The lecture, titled “Faith to Persevere—the Southern States Mission, 1875–1898,” explored the journals and letters from missionaries who served in the South during the reconstruction period of the United States. Sister Seferovich’s research was designed to get a glimpse of the life of a 19th-century missionary, including Southern climate, diet, preaching, hospitality, and hostility.
Brigham Young organized the Southern States Mission in 1875 when he assigned eight men to fulfill a mission to the American South, Sister Seferovich explained. Some of the missionaries who served during this era went on to become future Church leaders. Those included Karl G. Maeser, John Morgan, LeGrand Richards, B. H. Roberts, and George Albert Smith.
Elders who served in the South had to adjust to the climate, diet, and customs as about 71 percent serving were from Utah, she explained.
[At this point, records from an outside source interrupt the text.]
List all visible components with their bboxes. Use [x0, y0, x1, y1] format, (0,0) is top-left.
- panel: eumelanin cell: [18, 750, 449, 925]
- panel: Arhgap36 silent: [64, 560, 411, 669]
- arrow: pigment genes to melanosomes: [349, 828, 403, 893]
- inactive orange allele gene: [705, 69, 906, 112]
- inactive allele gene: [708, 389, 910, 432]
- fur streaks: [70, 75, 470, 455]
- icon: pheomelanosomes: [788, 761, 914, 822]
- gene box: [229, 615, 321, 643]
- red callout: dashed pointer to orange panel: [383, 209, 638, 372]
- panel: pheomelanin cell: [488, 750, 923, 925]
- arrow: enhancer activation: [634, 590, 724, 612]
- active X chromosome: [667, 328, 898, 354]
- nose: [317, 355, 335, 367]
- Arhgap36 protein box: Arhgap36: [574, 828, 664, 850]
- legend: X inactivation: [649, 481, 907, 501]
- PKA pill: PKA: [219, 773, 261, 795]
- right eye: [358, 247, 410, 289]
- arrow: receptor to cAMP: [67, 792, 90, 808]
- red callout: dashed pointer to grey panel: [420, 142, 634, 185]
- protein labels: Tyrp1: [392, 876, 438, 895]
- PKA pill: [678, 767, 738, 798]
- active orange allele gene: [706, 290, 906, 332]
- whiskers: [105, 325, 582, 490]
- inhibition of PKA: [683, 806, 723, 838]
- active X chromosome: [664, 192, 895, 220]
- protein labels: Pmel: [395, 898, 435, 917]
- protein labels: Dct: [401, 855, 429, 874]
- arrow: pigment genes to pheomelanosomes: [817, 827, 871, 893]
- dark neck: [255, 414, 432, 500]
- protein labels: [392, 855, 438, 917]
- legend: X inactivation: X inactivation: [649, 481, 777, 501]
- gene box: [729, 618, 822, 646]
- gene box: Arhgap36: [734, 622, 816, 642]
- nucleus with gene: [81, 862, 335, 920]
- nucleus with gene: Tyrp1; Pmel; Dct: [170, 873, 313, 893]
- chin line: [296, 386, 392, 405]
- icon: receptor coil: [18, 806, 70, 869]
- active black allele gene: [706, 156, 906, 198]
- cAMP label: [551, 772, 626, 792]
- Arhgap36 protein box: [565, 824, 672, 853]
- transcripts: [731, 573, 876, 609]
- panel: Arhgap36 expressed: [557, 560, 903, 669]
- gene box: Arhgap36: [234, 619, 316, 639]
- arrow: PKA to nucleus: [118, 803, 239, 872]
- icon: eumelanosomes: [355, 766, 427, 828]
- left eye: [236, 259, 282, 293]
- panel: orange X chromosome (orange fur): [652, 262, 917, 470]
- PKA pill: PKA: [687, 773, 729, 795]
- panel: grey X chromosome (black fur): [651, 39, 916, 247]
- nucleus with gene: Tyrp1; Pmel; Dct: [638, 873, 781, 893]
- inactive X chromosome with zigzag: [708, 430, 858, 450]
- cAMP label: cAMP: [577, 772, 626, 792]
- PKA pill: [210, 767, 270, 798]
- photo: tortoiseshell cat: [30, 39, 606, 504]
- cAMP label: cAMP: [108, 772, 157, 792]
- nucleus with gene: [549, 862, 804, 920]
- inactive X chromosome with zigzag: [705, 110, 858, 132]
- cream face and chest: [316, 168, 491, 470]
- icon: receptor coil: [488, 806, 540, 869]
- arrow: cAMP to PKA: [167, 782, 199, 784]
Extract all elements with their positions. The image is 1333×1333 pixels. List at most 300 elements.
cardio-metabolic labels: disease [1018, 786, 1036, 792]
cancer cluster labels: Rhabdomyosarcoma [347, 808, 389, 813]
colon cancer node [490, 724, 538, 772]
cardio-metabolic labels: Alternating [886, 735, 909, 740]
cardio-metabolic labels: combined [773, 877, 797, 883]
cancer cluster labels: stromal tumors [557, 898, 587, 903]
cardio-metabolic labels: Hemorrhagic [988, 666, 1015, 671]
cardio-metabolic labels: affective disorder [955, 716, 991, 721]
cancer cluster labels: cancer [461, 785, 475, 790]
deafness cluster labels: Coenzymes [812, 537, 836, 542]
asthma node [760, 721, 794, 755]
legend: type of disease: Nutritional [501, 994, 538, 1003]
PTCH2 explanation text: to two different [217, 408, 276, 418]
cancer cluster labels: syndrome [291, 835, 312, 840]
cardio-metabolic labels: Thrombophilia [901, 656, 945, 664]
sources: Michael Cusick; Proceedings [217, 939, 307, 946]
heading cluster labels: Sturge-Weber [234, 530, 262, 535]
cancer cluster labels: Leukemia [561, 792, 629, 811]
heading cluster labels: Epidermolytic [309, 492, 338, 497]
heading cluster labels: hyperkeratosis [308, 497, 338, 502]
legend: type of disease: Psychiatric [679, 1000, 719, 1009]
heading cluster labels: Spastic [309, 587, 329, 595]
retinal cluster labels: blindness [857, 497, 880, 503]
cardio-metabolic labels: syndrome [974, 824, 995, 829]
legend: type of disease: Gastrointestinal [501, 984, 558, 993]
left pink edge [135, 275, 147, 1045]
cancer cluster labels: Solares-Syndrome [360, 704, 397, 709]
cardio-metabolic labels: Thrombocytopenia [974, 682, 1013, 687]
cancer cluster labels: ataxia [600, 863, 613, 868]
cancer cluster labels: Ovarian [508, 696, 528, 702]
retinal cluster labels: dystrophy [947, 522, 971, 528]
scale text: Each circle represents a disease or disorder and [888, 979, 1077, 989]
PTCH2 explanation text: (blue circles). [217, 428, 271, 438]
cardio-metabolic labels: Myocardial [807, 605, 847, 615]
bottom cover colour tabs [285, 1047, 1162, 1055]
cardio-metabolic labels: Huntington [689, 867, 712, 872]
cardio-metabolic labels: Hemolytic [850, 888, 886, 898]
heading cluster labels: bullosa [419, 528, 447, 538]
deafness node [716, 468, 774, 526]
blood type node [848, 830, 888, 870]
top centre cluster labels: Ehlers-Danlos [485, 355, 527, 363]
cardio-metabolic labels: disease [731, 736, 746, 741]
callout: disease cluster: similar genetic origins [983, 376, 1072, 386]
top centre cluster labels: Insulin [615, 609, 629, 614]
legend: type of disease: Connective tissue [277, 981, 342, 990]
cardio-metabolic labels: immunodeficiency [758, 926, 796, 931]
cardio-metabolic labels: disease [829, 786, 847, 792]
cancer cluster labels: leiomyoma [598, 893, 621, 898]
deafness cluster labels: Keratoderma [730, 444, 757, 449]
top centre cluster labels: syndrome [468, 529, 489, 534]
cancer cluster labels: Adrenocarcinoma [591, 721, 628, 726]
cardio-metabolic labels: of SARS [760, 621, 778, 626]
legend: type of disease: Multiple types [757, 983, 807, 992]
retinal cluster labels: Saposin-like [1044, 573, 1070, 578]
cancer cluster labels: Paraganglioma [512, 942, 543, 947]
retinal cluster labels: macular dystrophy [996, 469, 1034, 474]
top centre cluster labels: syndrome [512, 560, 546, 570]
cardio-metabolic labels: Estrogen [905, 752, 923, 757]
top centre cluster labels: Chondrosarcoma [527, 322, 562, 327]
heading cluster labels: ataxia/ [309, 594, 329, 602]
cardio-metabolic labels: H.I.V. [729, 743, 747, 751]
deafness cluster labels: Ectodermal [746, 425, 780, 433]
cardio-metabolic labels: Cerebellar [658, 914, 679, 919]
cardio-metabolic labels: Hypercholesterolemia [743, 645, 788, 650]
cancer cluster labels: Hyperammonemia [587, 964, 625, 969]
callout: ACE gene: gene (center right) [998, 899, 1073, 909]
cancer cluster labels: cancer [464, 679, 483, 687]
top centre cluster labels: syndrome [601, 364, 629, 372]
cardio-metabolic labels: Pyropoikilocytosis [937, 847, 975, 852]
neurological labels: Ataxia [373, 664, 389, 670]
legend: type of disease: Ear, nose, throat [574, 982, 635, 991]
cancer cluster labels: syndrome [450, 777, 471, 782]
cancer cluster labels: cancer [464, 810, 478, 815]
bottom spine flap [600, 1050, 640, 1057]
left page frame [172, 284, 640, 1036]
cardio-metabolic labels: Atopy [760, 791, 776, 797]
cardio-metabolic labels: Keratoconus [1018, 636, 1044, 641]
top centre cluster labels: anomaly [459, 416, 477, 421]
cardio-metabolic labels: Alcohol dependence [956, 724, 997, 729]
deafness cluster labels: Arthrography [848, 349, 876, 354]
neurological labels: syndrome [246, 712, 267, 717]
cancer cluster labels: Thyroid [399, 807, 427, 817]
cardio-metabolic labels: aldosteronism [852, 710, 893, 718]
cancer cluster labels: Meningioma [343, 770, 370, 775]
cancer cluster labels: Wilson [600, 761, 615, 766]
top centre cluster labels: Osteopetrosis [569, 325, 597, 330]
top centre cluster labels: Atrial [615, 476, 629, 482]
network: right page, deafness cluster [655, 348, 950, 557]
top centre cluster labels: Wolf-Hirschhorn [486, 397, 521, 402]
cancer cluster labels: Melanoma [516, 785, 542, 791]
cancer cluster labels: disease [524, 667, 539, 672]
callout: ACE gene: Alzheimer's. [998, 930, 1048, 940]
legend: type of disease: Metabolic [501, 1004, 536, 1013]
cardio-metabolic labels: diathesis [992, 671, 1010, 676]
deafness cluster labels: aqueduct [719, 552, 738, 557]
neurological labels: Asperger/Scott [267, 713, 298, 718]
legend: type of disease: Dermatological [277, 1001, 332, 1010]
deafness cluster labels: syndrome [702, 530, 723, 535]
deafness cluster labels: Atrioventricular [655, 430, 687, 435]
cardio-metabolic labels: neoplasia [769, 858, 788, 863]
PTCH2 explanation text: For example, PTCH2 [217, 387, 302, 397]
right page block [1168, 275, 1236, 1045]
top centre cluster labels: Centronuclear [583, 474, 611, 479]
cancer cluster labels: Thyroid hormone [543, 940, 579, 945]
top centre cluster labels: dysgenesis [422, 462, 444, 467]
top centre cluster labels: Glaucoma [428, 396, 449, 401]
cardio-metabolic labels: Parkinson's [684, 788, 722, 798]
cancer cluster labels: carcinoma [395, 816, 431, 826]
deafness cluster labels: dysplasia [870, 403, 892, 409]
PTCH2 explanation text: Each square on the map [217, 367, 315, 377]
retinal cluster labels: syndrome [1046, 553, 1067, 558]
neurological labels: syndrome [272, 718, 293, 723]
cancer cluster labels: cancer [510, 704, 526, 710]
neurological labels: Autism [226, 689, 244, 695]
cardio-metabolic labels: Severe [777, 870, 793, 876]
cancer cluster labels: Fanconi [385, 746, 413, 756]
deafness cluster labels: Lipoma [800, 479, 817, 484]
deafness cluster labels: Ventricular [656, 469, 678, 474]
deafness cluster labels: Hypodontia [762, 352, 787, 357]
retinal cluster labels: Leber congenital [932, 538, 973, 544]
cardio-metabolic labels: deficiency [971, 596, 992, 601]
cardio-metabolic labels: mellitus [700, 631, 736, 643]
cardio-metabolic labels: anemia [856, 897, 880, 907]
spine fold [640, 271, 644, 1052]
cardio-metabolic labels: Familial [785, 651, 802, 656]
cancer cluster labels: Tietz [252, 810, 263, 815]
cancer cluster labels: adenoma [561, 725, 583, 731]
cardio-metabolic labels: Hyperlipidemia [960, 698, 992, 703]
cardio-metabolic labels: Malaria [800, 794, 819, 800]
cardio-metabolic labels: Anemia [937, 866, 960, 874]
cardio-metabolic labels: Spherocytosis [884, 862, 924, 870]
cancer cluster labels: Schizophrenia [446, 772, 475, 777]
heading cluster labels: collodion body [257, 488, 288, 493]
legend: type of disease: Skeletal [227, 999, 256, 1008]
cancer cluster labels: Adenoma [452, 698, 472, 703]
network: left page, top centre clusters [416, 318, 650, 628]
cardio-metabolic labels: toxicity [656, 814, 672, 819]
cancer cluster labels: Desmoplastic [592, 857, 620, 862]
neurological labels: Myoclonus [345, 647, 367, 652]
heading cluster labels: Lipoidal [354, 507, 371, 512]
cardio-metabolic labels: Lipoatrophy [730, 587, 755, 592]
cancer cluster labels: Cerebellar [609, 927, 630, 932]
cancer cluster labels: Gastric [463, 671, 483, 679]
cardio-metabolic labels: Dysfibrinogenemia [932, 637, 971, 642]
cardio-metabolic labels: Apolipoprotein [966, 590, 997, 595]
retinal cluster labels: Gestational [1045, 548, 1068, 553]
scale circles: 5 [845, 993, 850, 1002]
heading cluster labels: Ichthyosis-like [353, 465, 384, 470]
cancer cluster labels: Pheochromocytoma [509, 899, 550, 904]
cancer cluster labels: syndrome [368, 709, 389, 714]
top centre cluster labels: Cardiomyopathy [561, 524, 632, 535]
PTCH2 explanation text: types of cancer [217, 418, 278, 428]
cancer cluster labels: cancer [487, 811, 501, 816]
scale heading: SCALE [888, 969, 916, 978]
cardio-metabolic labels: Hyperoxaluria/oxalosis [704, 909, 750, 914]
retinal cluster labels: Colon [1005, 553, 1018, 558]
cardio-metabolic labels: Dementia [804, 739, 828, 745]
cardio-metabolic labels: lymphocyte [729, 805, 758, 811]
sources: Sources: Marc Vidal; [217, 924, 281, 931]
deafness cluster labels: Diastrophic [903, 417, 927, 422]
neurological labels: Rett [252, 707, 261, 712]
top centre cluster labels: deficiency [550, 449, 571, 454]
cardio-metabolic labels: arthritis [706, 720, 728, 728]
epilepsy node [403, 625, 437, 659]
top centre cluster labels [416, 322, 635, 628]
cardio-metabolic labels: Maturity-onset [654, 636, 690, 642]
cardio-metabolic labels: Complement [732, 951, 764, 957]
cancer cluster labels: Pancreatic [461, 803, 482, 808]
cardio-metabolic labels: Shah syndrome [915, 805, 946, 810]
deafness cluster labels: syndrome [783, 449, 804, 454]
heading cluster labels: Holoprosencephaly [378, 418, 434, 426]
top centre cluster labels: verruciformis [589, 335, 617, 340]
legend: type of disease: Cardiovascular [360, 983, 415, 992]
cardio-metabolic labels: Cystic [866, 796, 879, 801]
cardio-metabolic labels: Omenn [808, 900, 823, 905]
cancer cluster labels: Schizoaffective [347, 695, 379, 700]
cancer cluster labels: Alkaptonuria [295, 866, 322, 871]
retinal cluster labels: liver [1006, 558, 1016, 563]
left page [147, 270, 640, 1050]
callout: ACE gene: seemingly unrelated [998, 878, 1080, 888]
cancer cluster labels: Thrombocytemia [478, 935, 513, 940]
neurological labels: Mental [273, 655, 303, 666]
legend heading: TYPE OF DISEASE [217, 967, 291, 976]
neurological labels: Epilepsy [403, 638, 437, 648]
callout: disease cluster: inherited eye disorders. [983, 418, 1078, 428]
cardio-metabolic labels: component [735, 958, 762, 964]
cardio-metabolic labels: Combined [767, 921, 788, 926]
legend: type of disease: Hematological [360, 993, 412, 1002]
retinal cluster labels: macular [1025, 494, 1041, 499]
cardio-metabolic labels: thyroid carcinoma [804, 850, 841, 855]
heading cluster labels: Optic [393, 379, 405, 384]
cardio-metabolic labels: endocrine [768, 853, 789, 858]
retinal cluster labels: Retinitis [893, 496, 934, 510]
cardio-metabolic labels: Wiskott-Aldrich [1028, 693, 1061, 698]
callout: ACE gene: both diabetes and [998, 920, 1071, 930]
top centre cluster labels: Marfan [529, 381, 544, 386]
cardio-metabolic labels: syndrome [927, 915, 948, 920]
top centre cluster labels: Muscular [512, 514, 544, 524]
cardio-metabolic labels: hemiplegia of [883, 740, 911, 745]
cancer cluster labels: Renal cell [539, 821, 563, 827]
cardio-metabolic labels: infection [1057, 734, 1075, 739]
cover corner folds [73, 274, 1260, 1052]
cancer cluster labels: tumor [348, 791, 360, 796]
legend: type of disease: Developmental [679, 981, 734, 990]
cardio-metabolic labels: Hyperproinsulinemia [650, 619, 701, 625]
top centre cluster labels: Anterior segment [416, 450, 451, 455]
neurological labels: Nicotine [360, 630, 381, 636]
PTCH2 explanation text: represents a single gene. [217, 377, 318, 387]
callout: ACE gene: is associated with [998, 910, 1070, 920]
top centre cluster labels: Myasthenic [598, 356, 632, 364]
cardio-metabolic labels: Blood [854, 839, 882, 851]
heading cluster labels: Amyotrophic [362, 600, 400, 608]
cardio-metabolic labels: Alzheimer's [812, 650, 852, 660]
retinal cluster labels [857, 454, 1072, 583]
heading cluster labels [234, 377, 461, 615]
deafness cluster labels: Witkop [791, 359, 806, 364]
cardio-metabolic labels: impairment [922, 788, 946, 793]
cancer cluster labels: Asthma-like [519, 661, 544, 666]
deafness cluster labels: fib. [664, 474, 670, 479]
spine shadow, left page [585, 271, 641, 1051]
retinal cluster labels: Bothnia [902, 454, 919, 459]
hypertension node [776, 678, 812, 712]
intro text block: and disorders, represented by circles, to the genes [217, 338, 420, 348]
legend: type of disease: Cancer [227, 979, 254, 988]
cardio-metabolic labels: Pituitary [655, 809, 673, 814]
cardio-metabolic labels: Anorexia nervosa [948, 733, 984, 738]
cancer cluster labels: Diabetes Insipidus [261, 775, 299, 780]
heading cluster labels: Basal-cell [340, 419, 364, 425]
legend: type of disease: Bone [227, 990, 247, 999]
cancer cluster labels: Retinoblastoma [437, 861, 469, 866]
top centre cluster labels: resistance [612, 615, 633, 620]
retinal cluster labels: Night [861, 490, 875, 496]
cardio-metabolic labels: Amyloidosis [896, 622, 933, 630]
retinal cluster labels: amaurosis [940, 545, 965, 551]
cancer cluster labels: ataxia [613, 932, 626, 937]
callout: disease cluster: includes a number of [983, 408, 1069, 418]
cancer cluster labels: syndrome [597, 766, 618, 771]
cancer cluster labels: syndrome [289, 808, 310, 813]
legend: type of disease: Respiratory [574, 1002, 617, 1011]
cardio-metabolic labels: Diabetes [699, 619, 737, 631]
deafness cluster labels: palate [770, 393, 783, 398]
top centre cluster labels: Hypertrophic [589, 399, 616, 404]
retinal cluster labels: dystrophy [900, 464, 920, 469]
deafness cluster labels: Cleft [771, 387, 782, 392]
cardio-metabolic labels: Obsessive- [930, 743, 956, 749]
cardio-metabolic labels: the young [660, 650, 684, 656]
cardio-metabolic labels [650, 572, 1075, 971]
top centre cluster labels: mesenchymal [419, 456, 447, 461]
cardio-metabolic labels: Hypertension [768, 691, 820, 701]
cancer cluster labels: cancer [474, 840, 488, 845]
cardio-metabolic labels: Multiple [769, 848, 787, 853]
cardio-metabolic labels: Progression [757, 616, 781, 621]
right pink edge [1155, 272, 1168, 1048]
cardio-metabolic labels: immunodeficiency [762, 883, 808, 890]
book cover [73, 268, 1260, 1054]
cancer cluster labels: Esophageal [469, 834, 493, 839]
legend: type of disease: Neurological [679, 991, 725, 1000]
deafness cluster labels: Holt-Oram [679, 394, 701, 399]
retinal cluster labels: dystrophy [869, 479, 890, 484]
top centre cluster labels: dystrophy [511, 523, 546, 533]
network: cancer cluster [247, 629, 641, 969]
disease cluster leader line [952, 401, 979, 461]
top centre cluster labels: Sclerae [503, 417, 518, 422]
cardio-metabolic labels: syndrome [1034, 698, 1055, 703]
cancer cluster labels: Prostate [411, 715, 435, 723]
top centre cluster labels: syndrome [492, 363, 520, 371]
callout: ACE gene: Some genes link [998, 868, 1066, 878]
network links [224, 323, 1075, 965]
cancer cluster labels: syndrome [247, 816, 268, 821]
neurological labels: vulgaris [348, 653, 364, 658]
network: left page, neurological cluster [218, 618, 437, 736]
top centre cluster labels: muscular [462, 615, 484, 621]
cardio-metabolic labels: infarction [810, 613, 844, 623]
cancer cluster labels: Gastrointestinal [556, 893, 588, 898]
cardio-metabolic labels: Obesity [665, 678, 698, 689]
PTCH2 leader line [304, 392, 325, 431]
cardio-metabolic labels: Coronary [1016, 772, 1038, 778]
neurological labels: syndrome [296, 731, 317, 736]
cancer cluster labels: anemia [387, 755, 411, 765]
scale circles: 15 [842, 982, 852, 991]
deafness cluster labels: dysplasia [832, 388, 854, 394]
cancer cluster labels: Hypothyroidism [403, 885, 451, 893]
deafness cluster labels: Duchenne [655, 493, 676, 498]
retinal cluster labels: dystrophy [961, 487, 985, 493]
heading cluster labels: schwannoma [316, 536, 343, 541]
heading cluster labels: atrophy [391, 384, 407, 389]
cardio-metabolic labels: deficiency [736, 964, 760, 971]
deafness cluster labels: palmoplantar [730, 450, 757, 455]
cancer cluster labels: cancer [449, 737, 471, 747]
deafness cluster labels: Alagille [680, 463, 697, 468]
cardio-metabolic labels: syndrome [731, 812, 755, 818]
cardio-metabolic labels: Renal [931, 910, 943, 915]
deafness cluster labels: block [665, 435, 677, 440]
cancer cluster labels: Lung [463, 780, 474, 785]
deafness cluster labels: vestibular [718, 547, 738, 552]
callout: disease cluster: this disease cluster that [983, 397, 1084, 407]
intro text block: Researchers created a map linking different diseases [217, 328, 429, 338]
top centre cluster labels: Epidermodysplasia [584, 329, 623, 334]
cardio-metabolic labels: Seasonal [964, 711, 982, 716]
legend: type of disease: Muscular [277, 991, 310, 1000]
Elder John H. Gibbs wrote about the conditions in his journal: “I tell you it is hot, hot, hot. I take off my shirt at night and when I drop it down it drops like a dishrag and remains wet all night.”
Sister Seferovich explained that the elders’ main mode of transportation was walking between 1 and 20 miles a day, without purse or scrip, and “the 19th-century Mormon missionaries believed they were to depend on God's mercy and the generosity of the people they encountered for food and lodging. Many Southerners proved to be hospitable hosts.”
These circumstances produced powerful faith in the missionaries. “The great majority of men with few exception cannot exercise the same faith when provided with plenty of money as can the poor, humble servant of God who feels he is no better than his Master,” Sister Seferovich said.
This type of travel and lodging was also an effective missionary tool as the elders met with the families intimately. Through her research, Sister Seferovich found that the missionaries managed to receive enough food and slept indoors more often than outdoors.
The subjects the missionaries taught included the following: the Fall, the Apostasy, the kingdom of God, faith, repentance, the Holy Ghost, the necessity of baptism, the Book of Mormon, the Articles of Faith, the Restoration of the gospel, and the organization of the Church.
One of the incidents Sister Seferovich recounted was that of John Morgan and a “miraculous healing that occurred.” Elder Morgan was preaching to a congregation and noticed some members were missing from a family he was acquainted with. They were unable to make the meeting because their son was sick. Elder Morgan said he had a message for them. They traveled all night to the house and arrived at 3:00 a.m. The sick boy had actually died several hours previously. Elder Morgan prayed, blessed the boy, and raised him back to life. The boy went to school the following day, and the teacher couldn't believe it was the same boy sitting on the fence, after hearing that he passed away the previous night.
Missionaries serving in the Southern States Mission while Elias S. Kimball was mission president (1894–1898) at Lookout Mountain, Tennessee. Photo courtesy of Church History Library.
However, with Southern hospitality came Southern hostility and violence. Sister Seferovich explained that the hostility ranged from written threats and harassment to physical assault, to forced expulsion, and even to attempted and actual murder.